# 8 The Attention Mechanism from Scratch

In [25]:
import numpy as np
from scipy.special import softmax

## 8.3 The General Attention Mechanism with NumPy and SciPy

Consider the following four fabricated word embeddings. (In practice, word embeddings are usually the output of an encoder).

In [4]:
word_1 = np.array([1, 0, 0])
word_2 = np.array([0, 1, 0])
word_3 = np.array([1, 1, 0])
word_4 = np.array([0, 0, 1])

And the following randomly-initiated Query, Key and Value matrices. (Again, in practice, these would be akin to weights learned during training).

In [9]:
np.random.seed(42)

W_Q = np.random.randint(3, size=(3, 3))
W_K = np.random.randint(3, size=(3, 3))
W_V = np.random.randint(3, size=(3, 3))

Note how the number of rows of each of these matrices equals the dimensionality of our word embeddings. We will now calculate the query, key and value _vectors_ using matrix multiplication.

In [34]:
query_1 = word_1 @ W_Q
key_1 = word_1 @ W_K
value_1 = word_1 @ W_V

query_2 = word_2 @ W_Q
key_2 = word_2 @ W_K
value_2 = word_2 @ W_V

query_3 = word_3 @ W_Q
key_3 = word_3 @ W_K
value_3 = word_3 @ W_V

query_4 = word_4 @ W_Q
key_4 = word_4 @ W_K
value_4 = word_4 @ W_V

query_1.shape, key_1.shape, value_1.shape

((3,), (3,), (3,))

Next, let us calculate the "alignment scores" for the first word using its query vector and all the key vectors.

In [33]:
scores_1 = np.array(
    [
        np.dot(query_1, key_1),
        np.dot(query_1, key_2),
        np.dot(query_1, key_3),
        np.dot(query_1, key_4),
    ]
)
scores_1.shape

(4,)

Next, we can calculate the "attention weights" by applying a softmax function to the scores. But first, it is cusotmary to divide the scores by the square root of the square root of the dimensionality of keys, in order to control its variance and keep the gradients stable.

In [28]:
weights_1 = softmax(scores_1 / np.sqrt(key_1.shape[0]))

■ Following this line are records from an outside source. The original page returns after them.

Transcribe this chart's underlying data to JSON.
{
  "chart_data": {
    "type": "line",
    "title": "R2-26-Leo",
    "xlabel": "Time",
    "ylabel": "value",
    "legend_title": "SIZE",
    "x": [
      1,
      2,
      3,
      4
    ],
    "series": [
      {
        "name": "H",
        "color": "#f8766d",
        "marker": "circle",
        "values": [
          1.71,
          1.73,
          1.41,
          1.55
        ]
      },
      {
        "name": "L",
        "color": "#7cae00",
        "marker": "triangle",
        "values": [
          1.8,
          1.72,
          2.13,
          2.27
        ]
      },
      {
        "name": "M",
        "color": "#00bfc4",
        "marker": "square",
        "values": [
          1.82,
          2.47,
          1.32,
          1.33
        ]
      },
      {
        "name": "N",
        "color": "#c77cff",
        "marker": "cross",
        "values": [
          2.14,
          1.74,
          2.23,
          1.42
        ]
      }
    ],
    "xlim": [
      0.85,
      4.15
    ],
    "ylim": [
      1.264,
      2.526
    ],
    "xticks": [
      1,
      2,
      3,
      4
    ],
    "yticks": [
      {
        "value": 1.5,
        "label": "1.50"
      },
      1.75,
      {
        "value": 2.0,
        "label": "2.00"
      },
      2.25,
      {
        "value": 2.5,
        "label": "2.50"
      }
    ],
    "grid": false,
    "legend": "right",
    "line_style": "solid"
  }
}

Finally, we calculate attention as the weighted sum of the four value vectors.

In [39]:
attention_1 = (
    weights_1[0] * value_1
    + weights_1[1] * value_2
    + weights_1[2] * value_3
    + weights_1[3] * value_4
)
attention_1

array([0.98522025, 1.74174051, 0.75652026])

Of course, we could do this for all four token embeddings in parallel using matrix algebra:

In [48]:
words = np.array([word_1, word_2, word_3, word_4])

Q = words @ W_Q
K = words @ W_K
V = words @ W_V

scores = Q @ K.T
weights = softmax(scores / np.sqrt(K.shape[1]), axis=1)
attention = weights @ V

attention

array([[0.98522025, 1.74174051, 0.75652026],
       [0.90965265, 1.40965265, 0.5       ],
       [0.99851226, 1.75849334, 0.75998108],
       [0.99560386, 1.90407309, 0.90846923]])

The specifics of what the queries, keys and values are depends on the specific architecture. For instance, in the Bahdanau attention mechanism, the queries would be analogous to the previous decoder output $s_{t-1}$, the keys would be analogous to the encoded inputs (concatenated forward and backward hidden states) $h_{i}$ and the values would be same vectors as the keys.

**Note:** This simple attention mechanism has no learnable parameters! All the learning is in the word embeddings. So in the simple attention mechanism, a large part of the behaviour of the model comes from the parameters _upstream_.